The NERC Isotope Geoscience Facilities Steering Committee is an excellent opportunity for UK based researchers to apply for funding with which they can undertake stable isotope analyses at the NERC Isotope Geosciences Facilities (NIGF; Applying and being awarded this grant was an essential part of my PhD research and will provide a millennial-scale age model for the entire Mid-Pleistocene Transition (MPT; 0.6-1.2 Ma) at International Ocean Drilling Program Site U1343, which will underpin all subsequent data collected in the PhD project. Measurements will be made on multiple benthic foraminiferal species, using offsets to create a composite record. Our results will also be combined with previous data from this site to attain a continuous δ18O record of 1 kyr resolution. The final isotope record will be used to compare with global reference sections and define an age model.

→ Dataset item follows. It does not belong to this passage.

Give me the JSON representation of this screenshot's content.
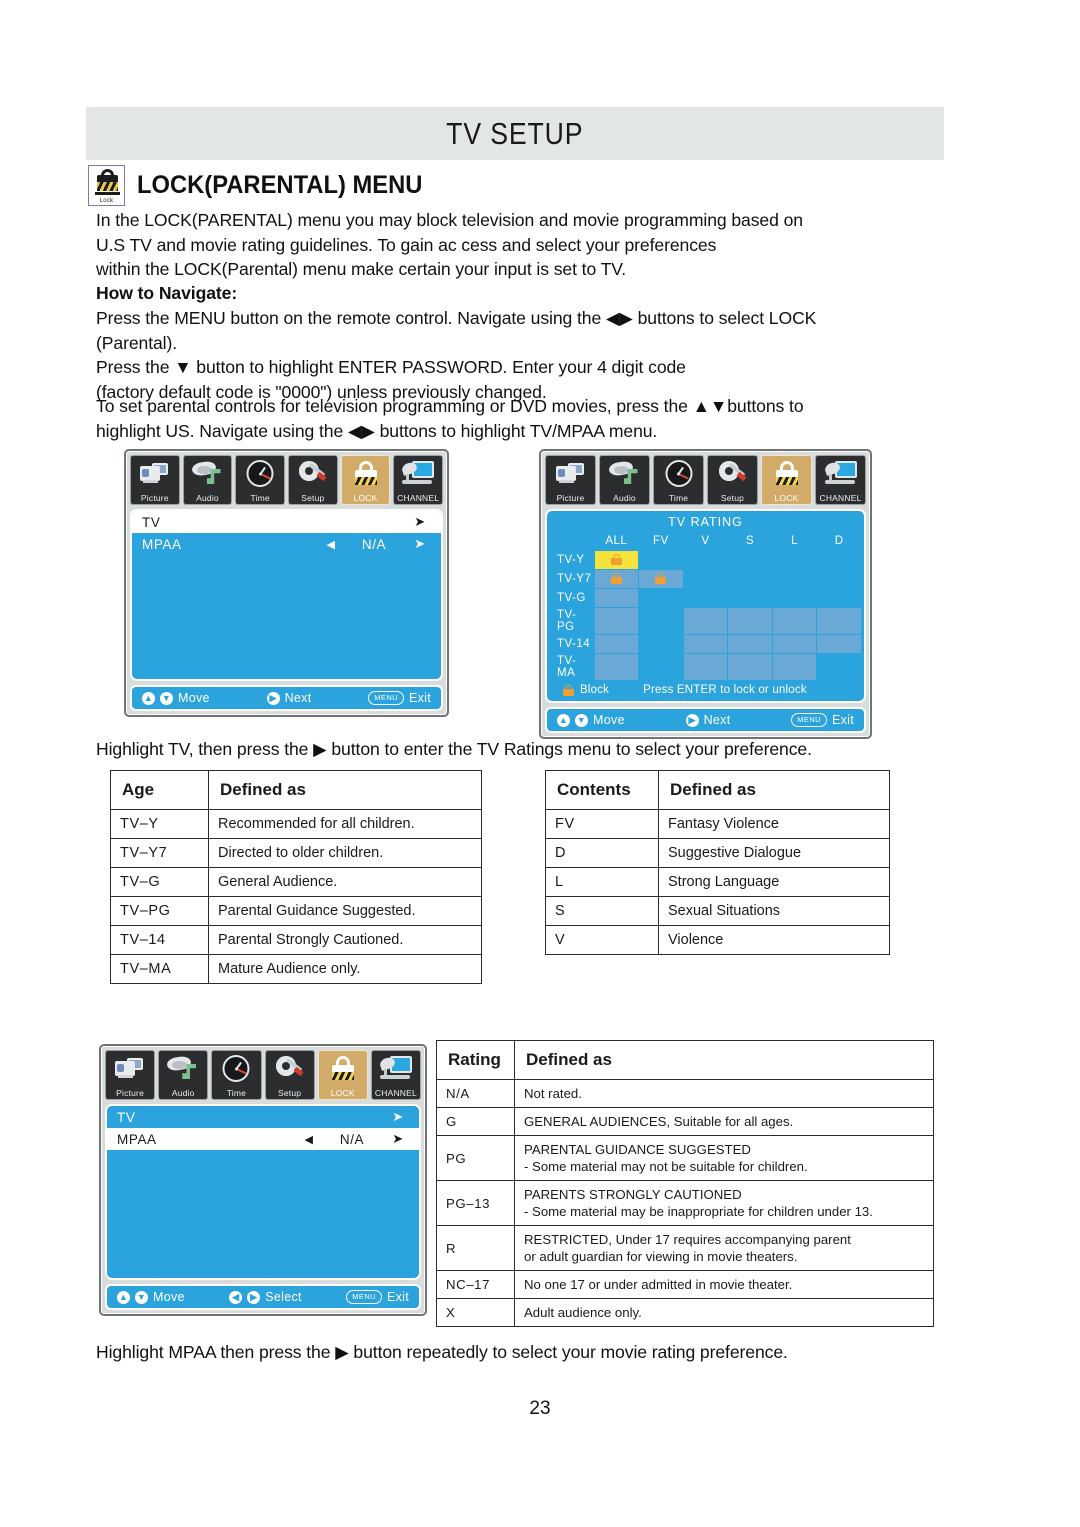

The stable isotope age model funding by this grant will support key proxy analyses in this project, including sea ice (diatoms), productivity (opal), nutrient utilisation (δ15N), intermediate water properties (following the methodology of Knudson and Ravelo, 2015), salinity and stratification.  For example, previous work by Teraishi et al. (2013) successfully established the site U1343 diatom biostratigraphy, however results were limited by poor temporal resolution. The high resolution sea ice record (from diatoms) in this project will be used in conjunction with the isotope record to observe the pattern of sea ice development with glacial-interglacial cycles, to assess if sea ice responded to past climate changes in a predictable and linear way, or whether post-MPT sea ice expansion instead controlled termination of 100 ka glacial cycles through the “sea ice switch” mechanism of Gildor & Tziperman (2001).

Savannah Worne doing lab work

Overall, the financial support awarded by the NIGFSC is pivotal to the success and impact of this project. It will also assist with other palaeoenvironmental proxy work in this project and from wider Quaternary research from Expedition 323 in the Bering Sea.  In a wider context, this NIGFSC grant will also greatly increase the wider application and impact of this project to the both North Pacific and global palaeoceanographical research.  Furthermore, as part of the grant, I will receive a basic level of training from leading isotope scientists, which will support my future career ambitions to continue in research, as well as enable future collaboration with NIGF.